What not to do during refinance process? ›

Rushing in to the decision to refinance may not benefit your financial situation, so take time to avoid these eight mistakes.
  1. Failing to do your homework. ...
  2. Assuming you're getting the best deal. ...
  3. Failing to factor in all costs. ...
  4. Ignoring your credit score. ...
  5. Neglecting to determine your refinance breakeven point.
Oct 27, 2023

What is the 80% rule for refinancing? ›

Home equity requirements by loan type

Conventional refinance: For conventional refinances (including cash-out refinances), you'll usually need at least 20 percent equity in your home (or an LTV ratio of no more than 80 percent). This also helps you avoid private mortgage insurance payments on your new loan.

What bank is behind Rocket Mortgage? ›

Quicken Loans, the company behind Rocket Mortgage, has always been obsessed with finding a better way. That's why Rocket Mortgage was created: to make getting a mortgage easier.

What should I know about Rocket Mortgage? ›

Rocket Mortgage® is best for people who have a credit score of 580 or above and are ready to buy a home or refinance within the next few months. Check your credit score through our sister company, Rocket Homes®. If you already have a signed purchase agreement, apply online to get started.

What is Rocket Mortgage's minimum credit score? ›

If you can make a 10% down payment, your credit score can be in the 500 – 579 range. Rocket Mortgage® requires a minimum credit score of 580 for FHA loans. A mortgage calculator can help you estimate your monthly payments, and you can also see how your down payment amount affects them.

Who pays closing costs when refinancing? ›

When you refinance, you are required to pay closing costs like those you paid when you initially purchased your home. The average closing costs on a refinance are approximately $5,000, but the size of your loan and the state and county where you live will play big roles in how much you pay.
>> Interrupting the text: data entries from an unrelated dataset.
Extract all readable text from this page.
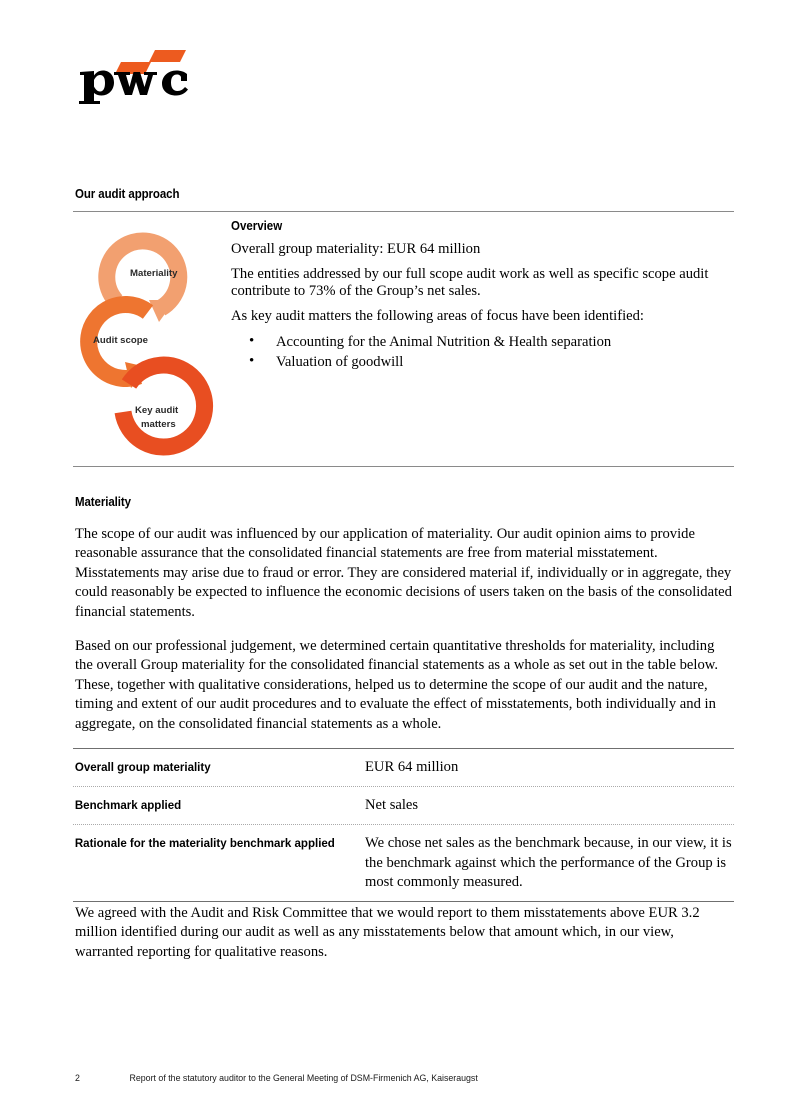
Our audit approach
Materiality
Audit scope
Key audit
matters
Overview

Overall group materiality: EUR 64 million

The entities addressed by our full scope audit work as well as specific scope audit contribute to 73% of the Group’s net sales.

As key audit matters the following areas of focus have been identified:

• Accounting for the Animal Nutrition & Health separation
• Valuation of goodwill
Materiality

The scope of our audit was influenced by our application of materiality. Our audit opinion aims to provide reasonable assurance that the consolidated financial statements are free from material misstatement. Misstatements may arise due to fraud or error. They are considered material if, individually or in aggregate, they could reasonably be expected to influence the economic decisions of users taken on the basis of the consolidated financial statements.

Based on our professional judgement, we determined certain quantitative thresholds for materiality, including the overall Group materiality for the consolidated financial statements as a whole as set out in the table below. These, together with qualitative considerations, helped us to determine the scope of our audit and the nature, timing and extent of our audit procedures and to evaluate the effect of misstatements, both individually and in aggregate, on the consolidated financial statements as a whole.

Overall group materiality	EUR 64 million
Benchmark applied	Net sales
Rationale for the materiality benchmark applied	We chose net sales as the benchmark because, in our view, it is the benchmark against which the performance of the Group is most commonly measured.

We agreed with the Audit and Risk Committee that we would report to them misstatements above EUR 3.2 million identified during our audit as well as any misstatements below that amount which, in our view, warranted reporting for qualitative reasons.

2	Report of the statutory auditor to the General Meeting of DSM-Firmenich AG, Kaiseraugst
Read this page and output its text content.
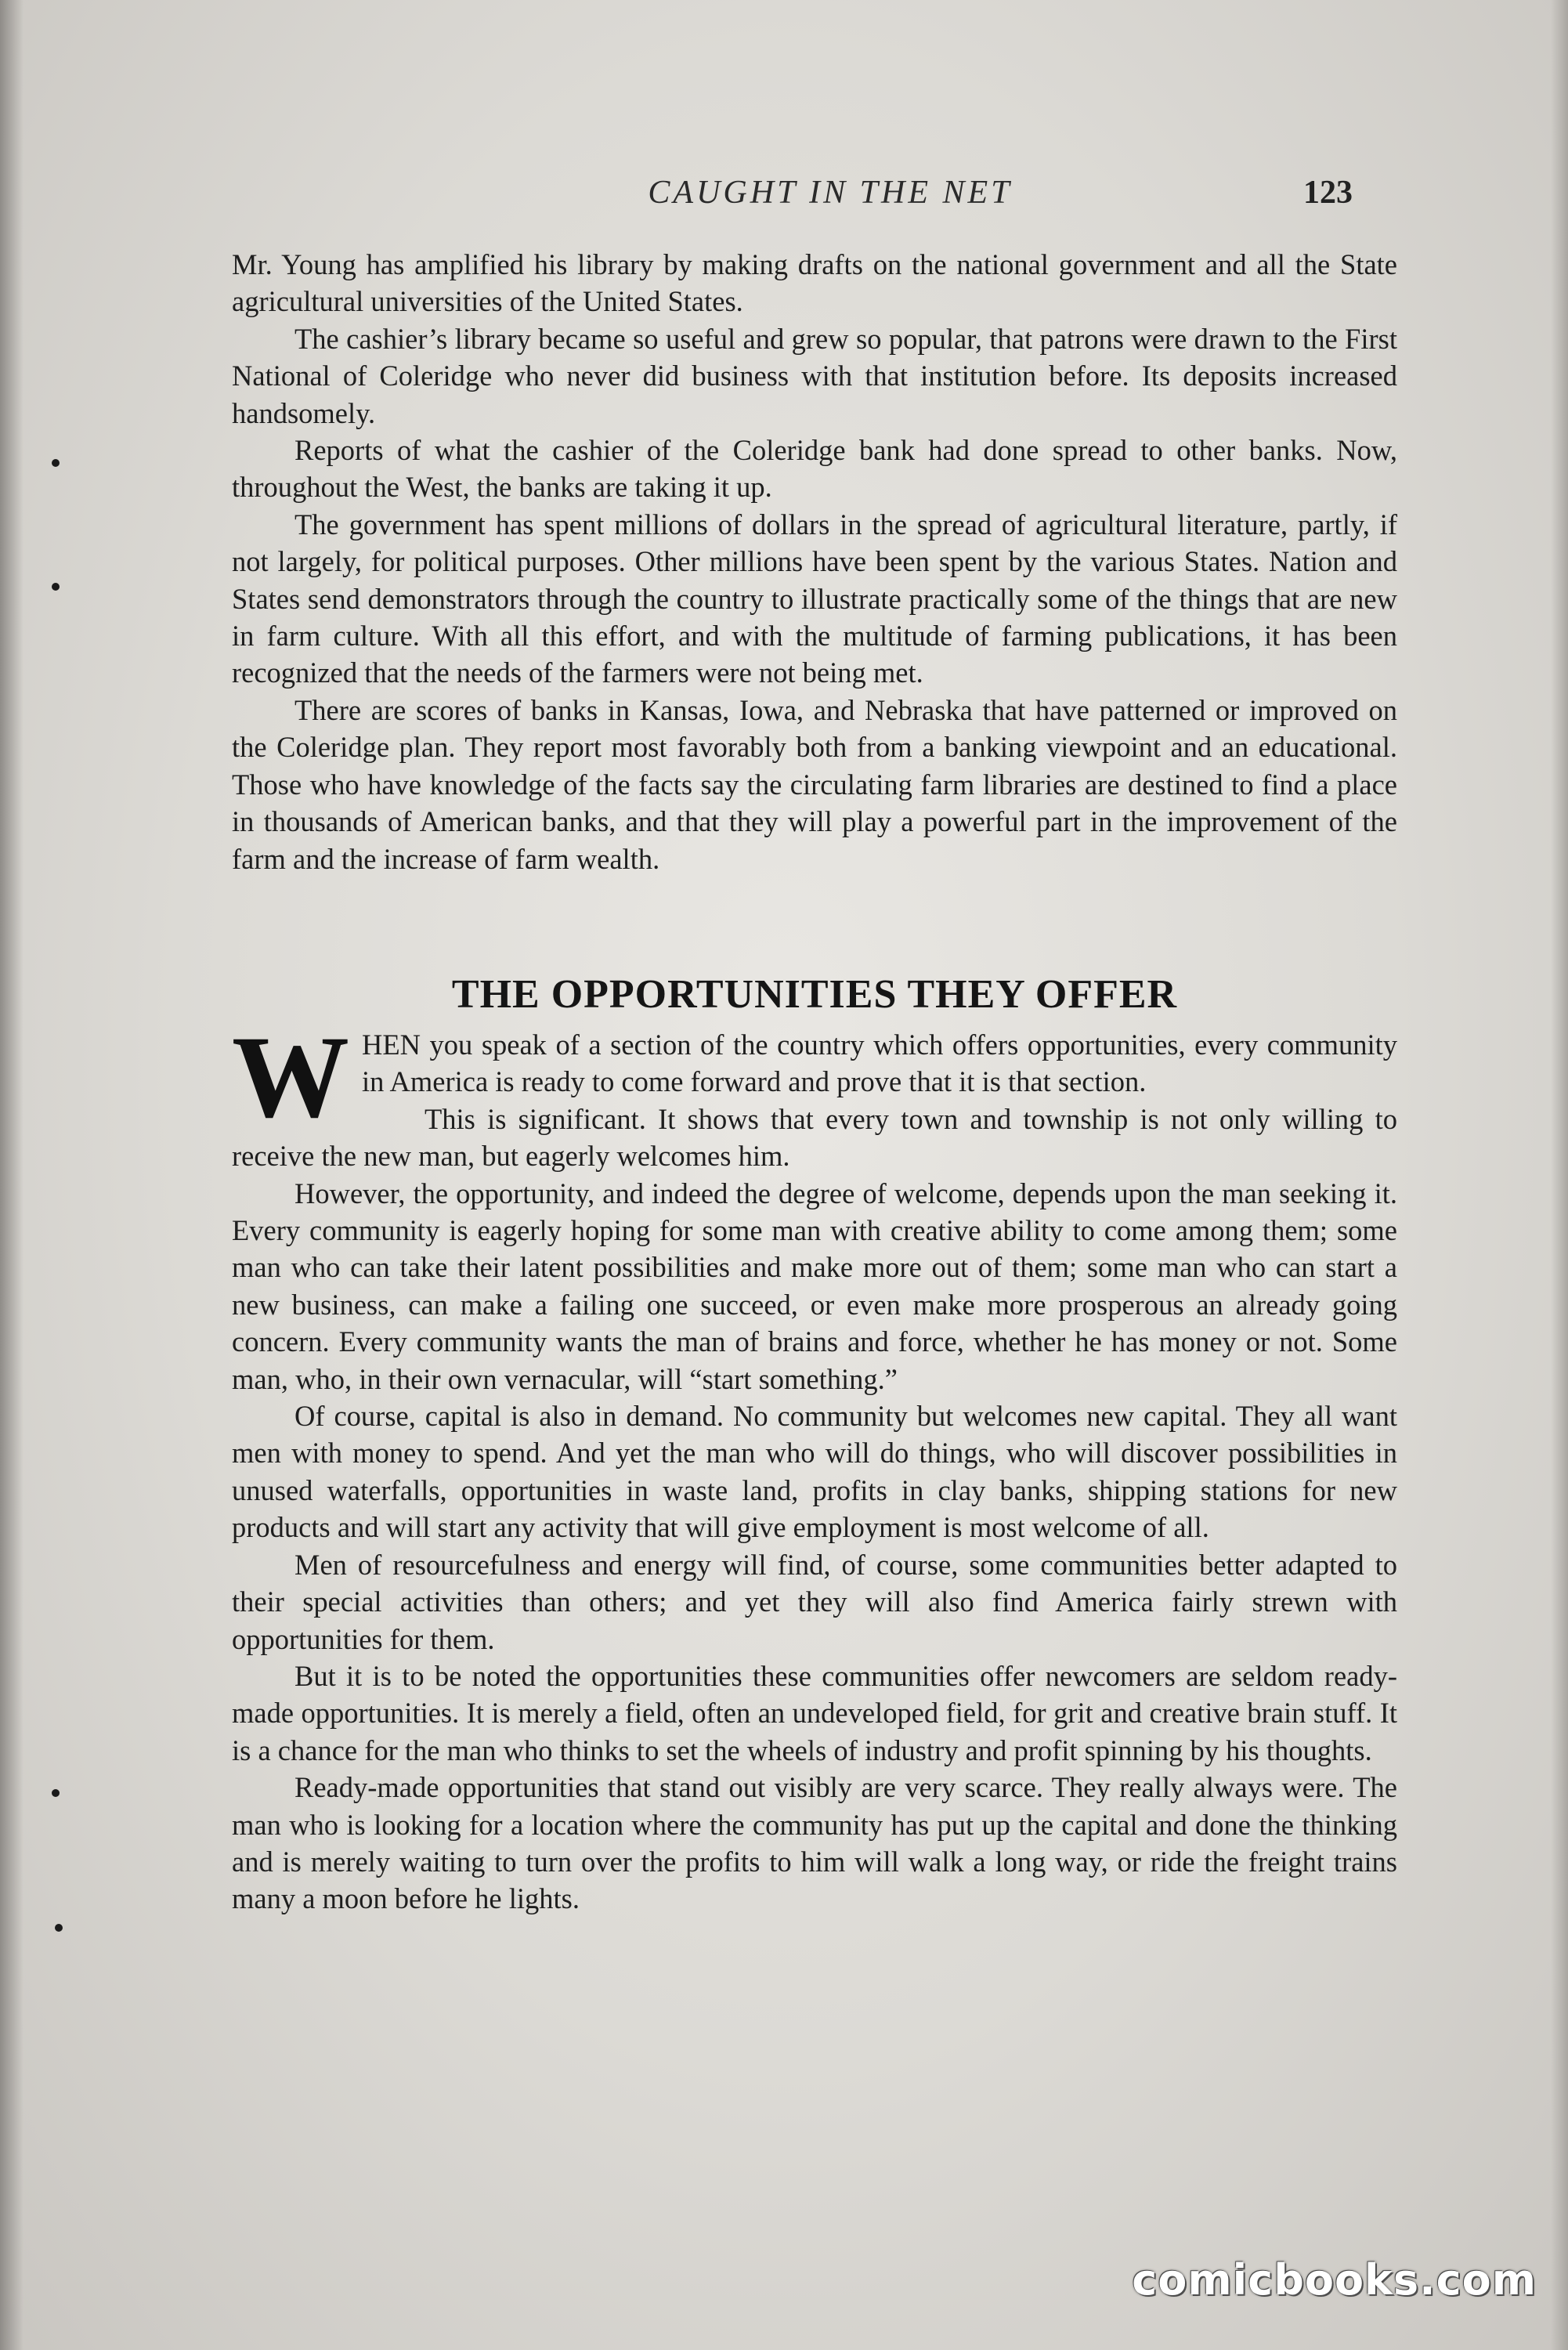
CAUGHT IN THE NET	123

Mr. Young has amplified his library by making drafts on the national government and all the State agricultural universities of the United States.

The cashier’s library became so useful and grew so popular, that patrons were drawn to the First National of Coleridge who never did business with that institution before. Its deposits increased handsomely.

Reports of what the cashier of the Coleridge bank had done spread to other banks. Now, throughout the West, the banks are taking it up.

The government has spent millions of dollars in the spread of agricultural literature, partly, if not largely, for political purposes. Other millions have been spent by the various States. Nation and States send demonstrators through the country to illustrate practically some of the things that are new in farm culture. With all this effort, and with the multitude of farming publications, it has been recognized that the needs of the farmers were not being met.

There are scores of banks in Kansas, Iowa, and Nebraska that have patterned or improved on the Coleridge plan. They report most favorably both from a banking viewpoint and an educational. Those who have knowledge of the facts say the circulating farm libraries are destined to find a place in thousands of American banks, and that they will play a powerful part in the improvement of the farm and the increase of farm wealth.

THE OPPORTUNITIES THEY OFFER

WHEN you speak of a section of the country which offers opportunities, every community in America is ready to come forward and prove that it is that section.

This is significant. It shows that every town and township is not only willing to receive the new man, but eagerly welcomes him.

However, the opportunity, and indeed the degree of welcome, depends upon the man seeking it. Every community is eagerly hoping for some man with creative ability to come among them; some man who can take their latent possibilities and make more out of them; some man who can start a new business, can make a failing one succeed, or even make more prosperous an already going concern. Every community wants the man of brains and force, whether he has money or not. Some man, who, in their own vernacular, will “start something.”

Of course, capital is also in demand. No community but welcomes new capital. They all want men with money to spend. And yet the man who will do things, who will discover possibilities in unused waterfalls, opportunities in waste land, profits in clay banks, shipping stations for new products and will start any activity that will give employment is most welcome of all.

Men of resourcefulness and energy will find, of course, some communities better adapted to their special activities than others; and yet they will also find America fairly strewn with opportunities for them.

But it is to be noted the opportunities these communities offer newcomers are seldom ready-made opportunities. It is merely a field, often an undeveloped field, for grit and creative brain stuff. It is a chance for the man who thinks to set the wheels of industry and profit spinning by his thoughts.

Ready-made opportunities that stand out visibly are very scarce. They really always were. The man who is looking for a location where the community has put up the capital and done the thinking and is merely waiting to turn over the profits to him will walk a long way, or ride the freight trains many a moon before he lights.

comicbooks.com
What is needed when refinancing a home? ›

Mortgage Refinance Document Checklist
  • Pay Stubs. Lenders want to confirm that you're bringing in enough income to afford the mortgage. ...
  • Tax Returns, W-2s And 1099s. ...
  • Homeowners Insurance. ...
  • Asset Statements. ...
  • Debt Statements. ...
  • Additional Documents.
Dec 18, 2023

Should I get an appraisal before refinancing? ›

editorial guidelines here . You'll typically need a home appraisal to refinance your mortgage, both to confirm your home's value and to set your new loan amount. If your refinance appraisal comes in too low, though, you may not be able to refinance unless you use a streamline (no-appraisal) refinance program.

What is the best company to use for a refinance? ›

Best Mortgage Lenders for Refinancing
LenderLearn MoreMin. Credit Score
PNC Bank 4.7See Offers620
Discover 4.7See Offers620
PenFed Credit Union 4.6See Offers620
U.S. Bank Mortgage 4.6See OffersNot disclosed
7 more rows

Which bank is best for refinancing? ›

Best mortgage refinancing lenders

Bank of America: Best overall. Better: Best for online-only applications. SoFi: Best for minimum equity requirements. Ally: Best for no lender fees.

Why would someone use Rocket Mortgage? ›

Why should I use Rocket Mortgage? Rocket Mortgage® lets you work at your own pace, while providing award-winning customer service and expert advice. It lets you apply online, anytime, at your convenience – which means it's there when you need a fast approval to buy a house or a way to lock your rate when rates drop.

Is it hard to get a loan from Rocket Mortgage? ›

Rocket Mortgage's online-first process makes the application process smooth, whether you log in using RocketMortgage.com or the mobile app. You'll need credit scores of at least 580 to qualify with Rocket Mortgage.